Many of these witnesses were also thoroughly credible and reliable, though their reliability faltered at times given that they were trying to recall what they would have been doing after mass in St Patrick’s Cathedral on a particular Sunday 22 years before.

The honesty of these witnesses was not questioned by the prosecution.

In the end, there was just not the evidence to support the complainant’s account.

 

There never was.

The High Court found that many of these witnesses had given consistent evidence that placed Pell on the steps of the cathedral for at least 10 minutes after mass on December 15 and 22, 1996, the only possible dates when the first four offences could have been committed.

The prosecution “conceded that the offences alleged in the first incident could not have been committed if, following mass, (Pell) had stood on the cathedral steps greeting congregants for 10 minutes”.

The court also found that there was unquestioned evidence by honest witnesses that placed Pell in company with his Master of Ceremonies when he returned to the priests’ sacristy to disrobe.

Furthermore, there was abundant evidence of “continuous traffic into and out of the priests’ sacristy for 10 to 15 minutes” after the altar servers returned to the sacristy at the end of the procession at the conclusion of mass.

There was no five-to-six-minute hiatus for the offences to occur with Pell, the complainant and his companion in the sacristy alone, together and uninterrupted, straight after mass.

A tragedy

The tragedy of this case for everyone, including victims and complainants (and most especially this complainant), is that an ordinary police investigation would have highlighted these problems with the complainant’s account.

When interviewed in Rome back in October 2016 by Victorian police officers who were being supervised by their Deputy Commissioner, Shane Patton, Pell told the police that the sacristy was “a hive of activity” after mass with altar servers, sacristan, assistant sacristan, money collectors and any concelebrating priests coming and going.

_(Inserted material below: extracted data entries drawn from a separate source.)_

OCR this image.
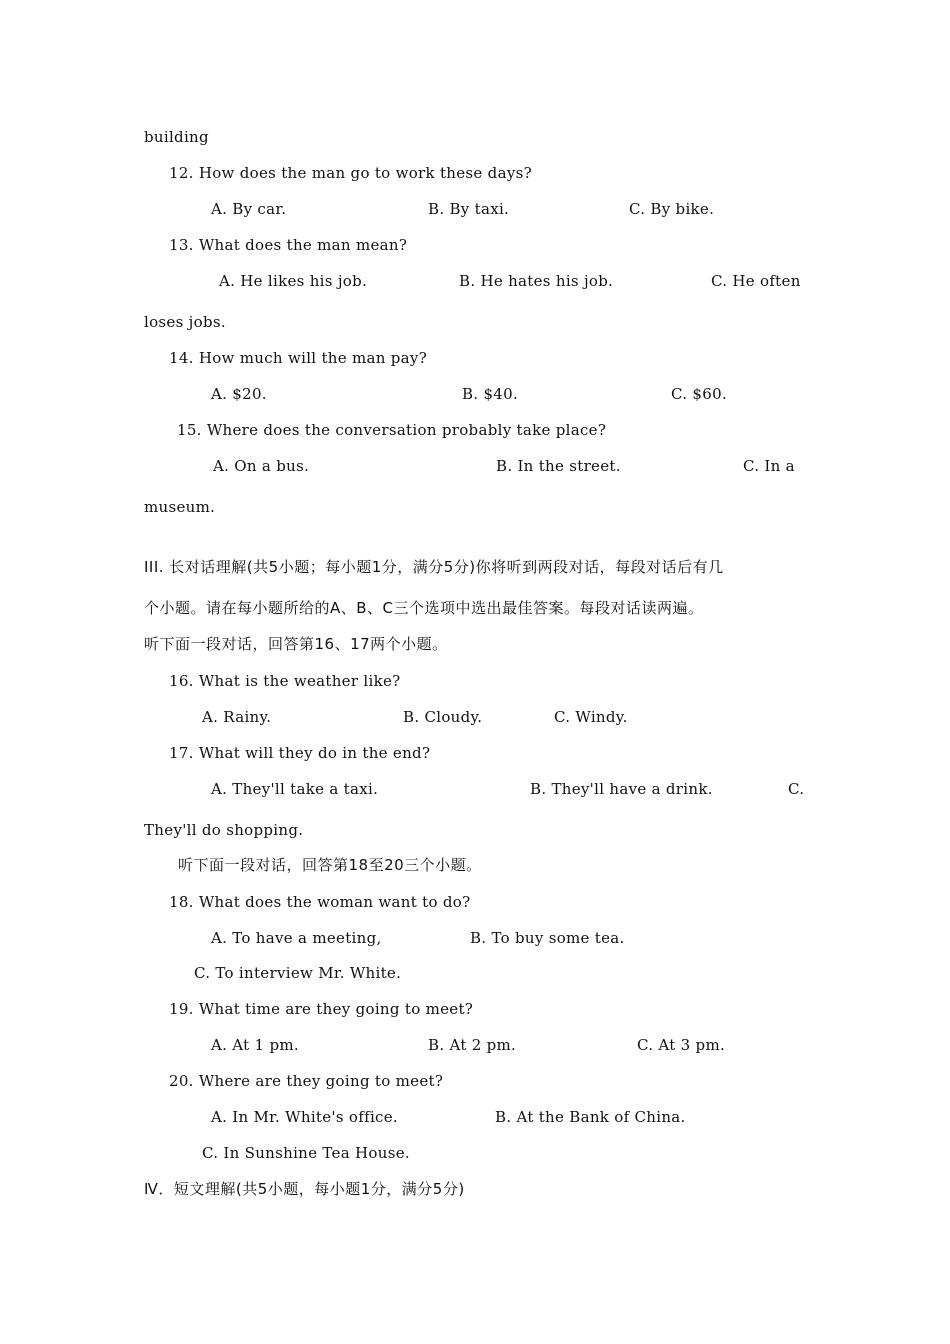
building
12. How does the man go to work these days?
A. By car.	B. By taxi.	C. By bike.
13. What does the man mean?
A. He likes his job.	B. He hates his job.	C. He often
loses jobs.
14. How much will the man pay?
A. $20.	B. $40.	C. $60.
15. Where does the conversation probably take place?
A. On a bus.	B. In the street.	C. In a
museum.
III. 长对话理解(共5小题；每小题1分，满分5分)你将听到两段对话，每段对话后有几
个小题。请在每小题所给的A、B、C三个选项中选出最佳答案。每段对话读两遍。
听下面一段对话，回答第16、17两个小题。
16. What is the weather like?
A. Rainy.	B. Cloudy.	C. Windy.
17. What will they do in the end?
A. They'll take a taxi.	B. They'll have a drink.	C.
They'll do shopping.
听下面一段对话，回答第18至20三个小题。
18. What does the woman want to do?
A. To have a meeting,	B. To buy some tea.
C. To interview Mr. White.
19. What time are they going to meet?
A. At 1 pm.	B. At 2 pm.	C. At 3 pm.
20. Where are they going to meet?
A. In Mr. White's office.	B. At the Bank of China.
C. In Sunshine Tea House.
Ⅳ．短文理解(共5小题，每小题1分，满分5分)
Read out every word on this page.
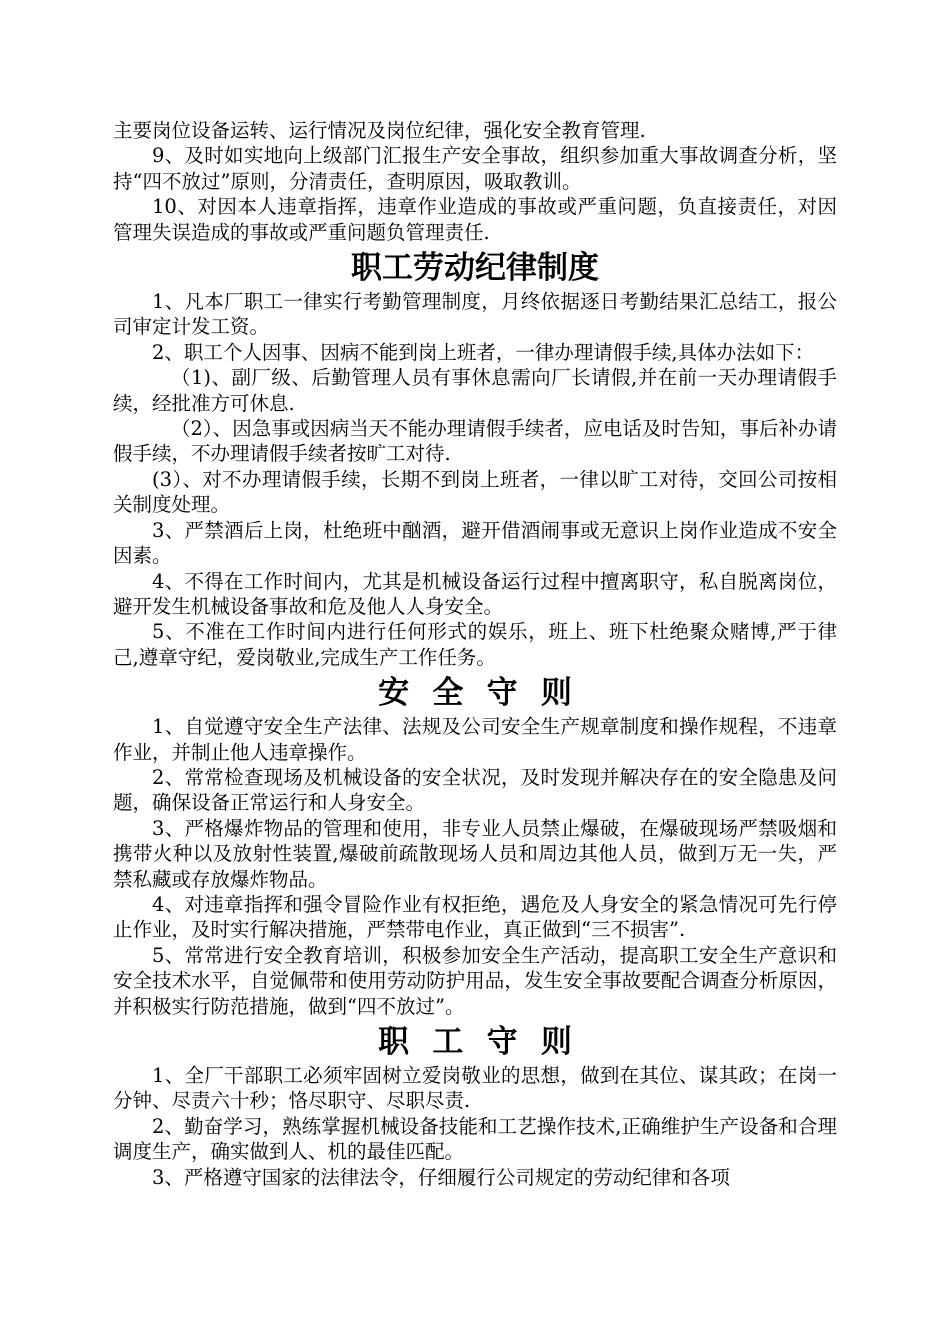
主要岗位设备运转、运行情况及岗位纪律，强化安全教育管理.

9、及时如实地向上级部门汇报生产安全事故，组织参加重大事故调查分析，坚持“四不放过”原则，分清责任，查明原因，吸取教训。

10、对因本人违章指挥，违章作业造成的事故或严重问题，负直接责任，对因管理失误造成的事故或严重问题负管理责任.

职工劳动纪律制度

1、凡本厂职工一律实行考勤管理制度，月终依据逐日考勤结果汇总结工，报公司审定计发工资。

2、职工个人因事、因病不能到岗上班者，一律办理请假手续,具体办法如下：

（1)、副厂级、后勤管理人员有事休息需向厂长请假,并在前一天办理请假手续，经批准方可休息.

（2）、因急事或因病当天不能办理请假手续者，应电话及时告知，事后补办请假手续，不办理请假手续者按旷工对待.

(3）、对不办理请假手续，长期不到岗上班者，一律以旷工对待，交回公司按相关制度处理。

3、严禁酒后上岗，杜绝班中酗酒，避开借酒闹事或无意识上岗作业造成不安全因素。

4、不得在工作时间内，尤其是机械设备运行过程中擅离职守，私自脱离岗位，避开发生机械设备事故和危及他人人身安全。

5、不准在工作时间内进行任何形式的娱乐，班上、班下杜绝聚众赌博,严于律己,遵章守纪，爱岗敬业,完成生产工作任务。

安全守则

1、自觉遵守安全生产法律、法规及公司安全生产规章制度和操作规程，不违章作业，并制止他人违章操作。

2、常常检查现场及机械设备的安全状况，及时发现并解决存在的安全隐患及问题，确保设备正常运行和人身安全。

3、严格爆炸物品的管理和使用，非专业人员禁止爆破，在爆破现场严禁吸烟和携带火种以及放射性装置,爆破前疏散现场人员和周边其他人员，做到万无一失，严禁私藏或存放爆炸物品。

4、对违章指挥和强令冒险作业有权拒绝，遇危及人身安全的紧急情况可先行停止作业，及时实行解决措施，严禁带电作业，真正做到“三不损害”.

5、常常进行安全教育培训，积极参加安全生产活动，提高职工安全生产意识和安全技术水平，自觉佩带和使用劳动防护用品，发生安全事故要配合调查分析原因，并积极实行防范措施，做到“四不放过”。

职工守则

1、全厂干部职工必须牢固树立爱岗敬业的思想，做到在其位、谋其政；在岗一分钟、尽责六十秒；恪尽职守、尽职尽责.

2、勤奋学习，熟练掌握机械设备技能和工艺操作技术,正确维护生产设备和合理调度生产，确实做到人、机的最佳匹配。

3、严格遵守国家的法律法令，仔细履行公司规定的劳动纪律和各项
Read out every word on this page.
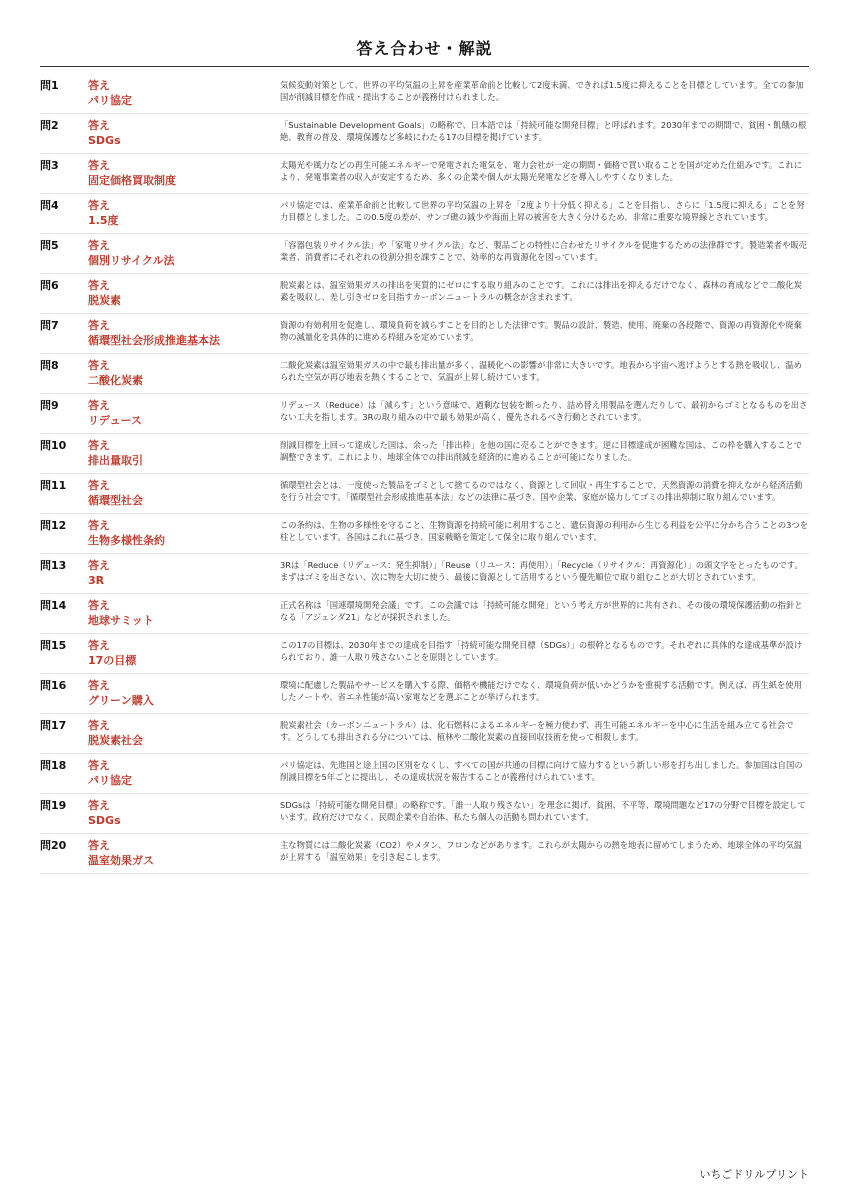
答え合わせ・解説
問1	答え
パリ協定
気候変動対策として、世界の平均気温の上昇を産業革命前と比較して2度未満、できれば1.5度に抑えることを目標としています。全ての参加国が削減目標を作成・提出することが義務付けられました。
問2	答え
SDGs
「Sustainable Development Goals」の略称で、日本語では「持続可能な開発目標」と呼ばれます。2030年までの期間で、貧困・飢餓の根絶、教育の普及、環境保護など多岐にわたる17の目標を掲げています。
問3	答え
固定価格買取制度
太陽光や風力などの再生可能エネルギーで発電された電気を、電力会社が一定の期間・価格で買い取ることを国が定めた仕組みです。これにより、発電事業者の収入が安定するため、多くの企業や個人が太陽光発電などを導入しやすくなりました。
問4	答え
1.5度
パリ協定では、産業革命前と比較して世界の平均気温の上昇を「2度より十分低く抑える」ことを目指し、さらに「1.5度に抑える」ことを努力目標としました。この0.5度の差が、サンゴ礁の減少や海面上昇の被害を大きく分けるため、非常に重要な境界線とされています。
問5	答え
個別リサイクル法
「容器包装リサイクル法」や「家電リサイクル法」など、製品ごとの特性に合わせたリサイクルを促進するための法律群です。製造業者や販売業者、消費者にそれぞれの役割分担を課すことで、効率的な再資源化を図っています。
問6	答え
脱炭素
脱炭素とは、温室効果ガスの排出を実質的にゼロにする取り組みのことです。これには排出を抑えるだけでなく、森林の育成などで二酸化炭素を吸収し、差し引きゼロを目指すカーボンニュートラルの概念が含まれます。
問7	答え
循環型社会形成推進基本法
資源の有効利用を促進し、環境負荷を減らすことを目的とした法律です。製品の設計、製造、使用、廃棄の各段階で、資源の再資源化や廃棄物の減量化を具体的に進める枠組みを定めています。
問8	答え
二酸化炭素
二酸化炭素は温室効果ガスの中で最も排出量が多く、温暖化への影響が非常に大きいです。地表から宇宙へ逃げようとする熱を吸収し、温められた空気が再び地表を熱くすることで、気温が上昇し続けています。
問9	答え
リデュース
リデュース（Reduce）は「減らす」という意味で、過剰な包装を断ったり、詰め替え用製品を選んだりして、最初からゴミとなるものを出さない工夫を指します。3Rの取り組みの中で最も効果が高く、優先されるべき行動とされています。
問10	答え
排出量取引
削減目標を上回って達成した国は、余った「排出枠」を他の国に売ることができます。逆に目標達成が困難な国は、この枠を購入することで調整できます。これにより、地球全体での排出削減を経済的に進めることが可能になりました。
問11	答え
循環型社会
循環型社会とは、一度使った製品をゴミとして捨てるのではなく、資源として回収・再生することで、天然資源の消費を抑えながら経済活動を行う社会です。「循環型社会形成推進基本法」などの法律に基づき、国や企業、家庭が協力してゴミの排出抑制に取り組んでいます。
問12	答え
生物多様性条約
この条約は、生物の多様性を守ること、生物資源を持続可能に利用すること、遺伝資源の利用から生じる利益を公平に分かち合うことの3つを柱としています。各国はこれに基づき、国家戦略を策定して保全に取り組んでいます。
問13	答え
3R
3Rは「Reduce（リデュース：発生抑制）」「Reuse（リユース：再使用）」「Recycle（リサイクル：再資源化）」の頭文字をとったものです。まずはゴミを出さない、次に物を大切に使う、最後に資源として活用するという優先順位で取り組むことが大切とされています。
問14	答え
地球サミット
正式名称は「国連環境開発会議」です。この会議では「持続可能な開発」という考え方が世界的に共有され、その後の環境保護活動の指針となる「アジェンダ21」などが採択されました。
問15	答え
17の目標
この17の目標は、2030年までの達成を目指す「持続可能な開発目標（SDGs）」の根幹となるものです。それぞれに具体的な達成基準が設けられており、誰一人取り残さないことを原則としています。
問16	答え
グリーン購入
環境に配慮した製品やサービスを購入する際、価格や機能だけでなく、環境負荷が低いかどうかを重視する活動です。例えば、再生紙を使用したノートや、省エネ性能が高い家電などを選ぶことが挙げられます。
問17	答え
脱炭素社会
脱炭素社会（カーボンニュートラル）は、化石燃料によるエネルギーを極力使わず、再生可能エネルギーを中心に生活を組み立てる社会です。どうしても排出される分については、植林や二酸化炭素の直接回収技術を使って相殺します。
問18	答え
パリ協定
パリ協定は、先進国と途上国の区別をなくし、すべての国が共通の目標に向けて協力するという新しい形を打ち出しました。参加国は自国の削減目標を5年ごとに提出し、その達成状況を報告することが義務付けられています。
問19	答え
SDGs
SDGsは「持続可能な開発目標」の略称です。「誰一人取り残さない」を理念に掲げ、貧困、不平等、環境問題など17の分野で目標を設定しています。政府だけでなく、民間企業や自治体、私たち個人の活動も問われています。
問20	答え
温室効果ガス
主な物質には二酸化炭素（CO2）やメタン、フロンなどがあります。これらが太陽からの熱を地表に留めてしまうため、地球全体の平均気温が上昇する「温室効果」を引き起こします。
いちごドリルプリント
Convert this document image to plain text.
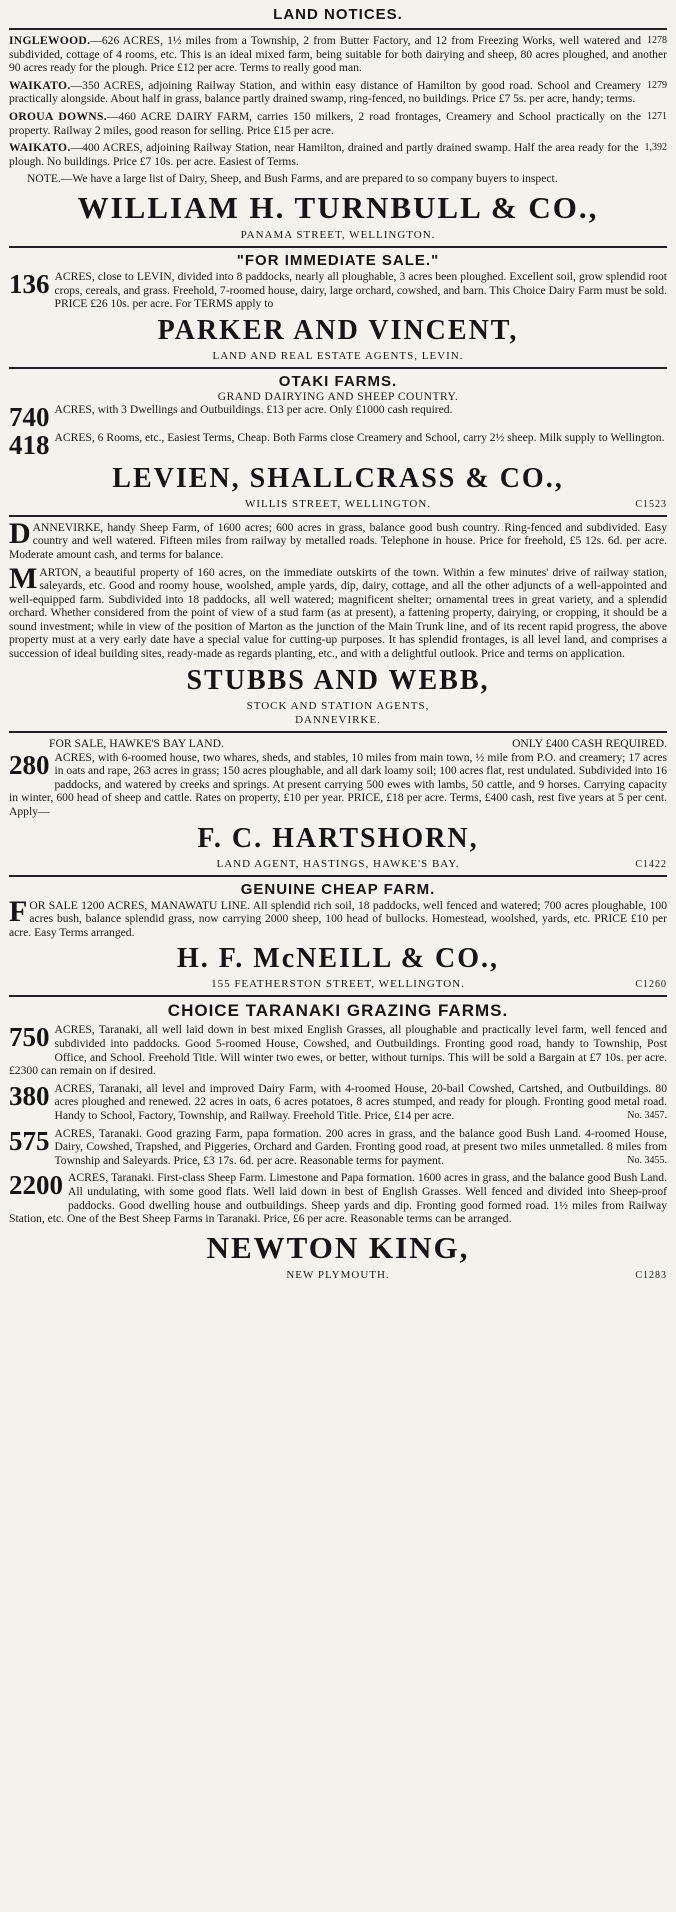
LAND NOTICES.

1278
INGLEWOOD.—626 ACRES, 1½ miles from a Township, 2 from Butter Factory, and 12 from Freezing Works, well watered and subdivided, cottage of 4 rooms, etc. This is an ideal mixed farm, being suitable for both dairying and sheep, 80 acres ploughed, and another 90 acres ready for the plough. Price £12 per acre. Terms to really good man.

1279
WAIKATO.—350 ACRES, adjoining Railway Station, and within easy distance of Hamilton by good road. School and Creamery practically alongside. About half in grass, balance partly drained swamp, ring-fenced, no buildings. Price £7 5s. per acre, handy; terms.

1271
OROUA DOWNS.—460 ACRE DAIRY FARM, carries 150 milkers, 2 road frontages, Creamery and School practically on the property. Railway 2 miles, good reason for selling. Price £15 per acre.

1,392
WAIKATO.—400 ACRES, adjoining Railway Station, near Hamilton, drained and partly drained swamp. Half the area ready for the plough. No buildings. Price £7 10s. per acre. Easiest of Terms.

NOTE.—We have a large list of Dairy, Sheep, and Bush Farms, and are prepared to so company buyers to inspect.

WILLIAM H. TURNBULL & CO.,
PANAMA STREET, WELLINGTON.
"FOR IMMEDIATE SALE."

136 ACRES, close to LEVIN, divided into 8 paddocks, nearly all ploughable, 3 acres been ploughed. Excellent soil, grow splendid root crops, cereals, and grass. Freehold, 7-roomed house, dairy, large orchard, cowshed, and barn. This Choice Dairy Farm must be sold. PRICE £26 10s. per acre. For TERMS apply to

PARKER AND VINCENT,
LAND AND REAL ESTATE AGENTS, LEVIN.
OTAKI FARMS.
GRAND DAIRYING AND SHEEP COUNTRY.

740 ACRES, with 3 Dwellings and Outbuildings. £13 per acre. Only £1000 cash required.

418 ACRES, 6 Rooms, etc., Easiest Terms, Cheap. Both Farms close Creamery and School, carry 2½ sheep. Milk supply to Wellington.

LEVIEN, SHALLCRASS & CO.,
WILLIS STREET, WELLINGTON.	C1523

DANNEVIRKE, handy Sheep Farm, of 1600 acres; 600 acres in grass, balance good bush country. Ring-fenced and subdivided. Easy country and well watered. Fifteen miles from railway by metalled roads. Telephone in house. Price for freehold, £5 12s. 6d. per acre. Moderate amount cash, and terms for balance.

MARTON, a beautiful property of 160 acres, on the immediate outskirts of the town. Within a few minutes' drive of railway station, saleyards, etc. Good and roomy house, woolshed, ample yards, dip, dairy, cottage, and all the other adjuncts of a well-appointed and well-equipped farm. Subdivided into 18 paddocks, all well watered; magnificent shelter; ornamental trees in great variety, and a splendid orchard. Whether considered from the point of view of a stud farm (as at present), a fattening property, dairying, or cropping, it should be a sound investment; while in view of the position of Marton as the junction of the Main Trunk line, and of its recent rapid progress, the above property must at a very early date have a special value for cutting-up purposes. It has splendid frontages, is all level land, and comprises a succession of ideal building sites, ready-made as regards planting, etc., and with a delightful outlook. Price and terms on application.

STUBBS AND WEBB,
STOCK AND STATION AGENTS,
DANNEVIRKE.
FOR SALE, HAWKE'S BAY LAND.	ONLY £400 CASH REQUIRED.

280 ACRES, with 6-roomed house, two whares, sheds, and stables, 10 miles from main town, ½ mile from P.O. and creamery; 17 acres in oats and rape, 263 acres in grass; 150 acres ploughable, and all dark loamy soil; 100 acres flat, rest undulated. Subdivided into 16 paddocks, and watered by creeks and springs. At present carrying 500 ewes with lambs, 50 cattle, and 9 horses. Carrying capacity in winter, 600 head of sheep and cattle. Rates on property, £10 per year. PRICE, £18 per acre. Terms, £400 cash, rest five years at 5 per cent. Apply—

F. C. HARTSHORN,
LAND AGENT, HASTINGS, HAWKE'S BAY.	C1422
GENUINE CHEAP FARM.

FOR SALE 1200 ACRES, MANAWATU LINE. All splendid rich soil, 18 paddocks, well fenced and watered; 700 acres ploughable, 100 acres bush, balance splendid grass, now carrying 2000 sheep, 100 head of bullocks. Homestead, woolshed, yards, etc. PRICE £10 per acre. Easy Terms arranged.

H. F. McNEILL & CO.,
155 FEATHERSTON STREET, WELLINGTON.	C1260
CHOICE TARANAKI GRAZING FARMS.

750 ACRES, Taranaki, all well laid down in best mixed English Grasses, all ploughable and practically level farm, well fenced and subdivided into paddocks. Good 5-roomed House, Cowshed, and Outbuildings. Fronting good road, handy to Township, Post Office, and School. Freehold Title. Will winter two ewes, or better, without turnips. This will be sold a Bargain at £7 10s. per acre. £2300 can remain on if desired.

380 ACRES, Taranaki, all level and improved Dairy Farm, with 4-roomed House, 20-bail Cowshed, Cartshed, and Outbuildings. 80 acres ploughed and renewed. 22 acres in oats, 6 acres potatoes, 8 acres stumped, and ready for plough. Fronting good metal road. Handy to School, Factory, Township, and Railway. Freehold Title. Price, £14 per acre.	No. 3457.

575 ACRES, Taranaki. Good grazing Farm, papa formation. 200 acres in grass, and the balance good Bush Land. 4-roomed House, Dairy, Cowshed, Trapshed, and Piggeries, Orchard and Garden. Fronting good road, at present two miles unmetalled. 8 miles from Township and Saleyards. Price, £3 17s. 6d. per acre. Reasonable terms for payment.	No. 3455.

2200 ACRES, Taranaki. First-class Sheep Farm. Limestone and Papa formation. 1600 acres in grass, and the balance good Bush Land. All undulating, with some good flats. Well laid down in best of English Grasses. Well fenced and divided into Sheep-proof paddocks. Good dwelling house and outbuildings. Sheep yards and dip. Fronting good formed road. 1½ miles from Railway Station, etc. One of the Best Sheep Farms in Taranaki. Price, £6 per acre. Reasonable terms can be arranged.

NEWTON KING,
NEW PLYMOUTH.	C1283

He said he would have been accompanied at all relevant times by his MC Charles Portelli.

The police returned to Australia and interviewed Portelli and the sacristan, Max Potter, who basically confirmed all Pell had said about the “hive of activity”.

But police did not bother to interview one single altar server.

They made no inquiries about money collectors or concelebrating priests.

They just went ahead and charged Pell, and with great media fanfare.

They went ahead building a case on the idea the priests’ sacristy might have been left ­vacant and open on this one particular day, contrary to all church routine and ritual.

The High Court rightly observed that “adherence to ritual and compliance with ­established liturgical practice is a defining feature of religious observance”.

The farce of the case was the ­belated attempt by the Director of Public Prosecutions to create the space for the necessary hiatus.

At trial, the prosecutor suggested, contrary to the evidence, the altar servers might have adjourned to another room, for no reason, for five to six minutes before being called back to the priests’ sacristy to resume their duties.

He had to withdraw that suggestion before the jury.

In the High Court, the DPP submitted once again that the servers might have adjourned to another room or to the sanctuary to assist the sacristan.

The High Court dealt with this suggestion kindly but firmly: “The submission comes close to repeating the submission which the prosecutor withdrew at the trial.

“There was no evidence that the altar servers went to their room to disrobe prior to returning to the sanctuary in order to assist in clearing away the sacred vessels and other objects.”

In the end, there was just not the evidence to support the complainant’s account.

There never was.

For the good of all victims and complainants, Victoria’s DPP and police must review procedures for cases like this.

Those who neither canonise nor despise George Pell should be grateful the High Court has delivered justice according to law in this protracted saga.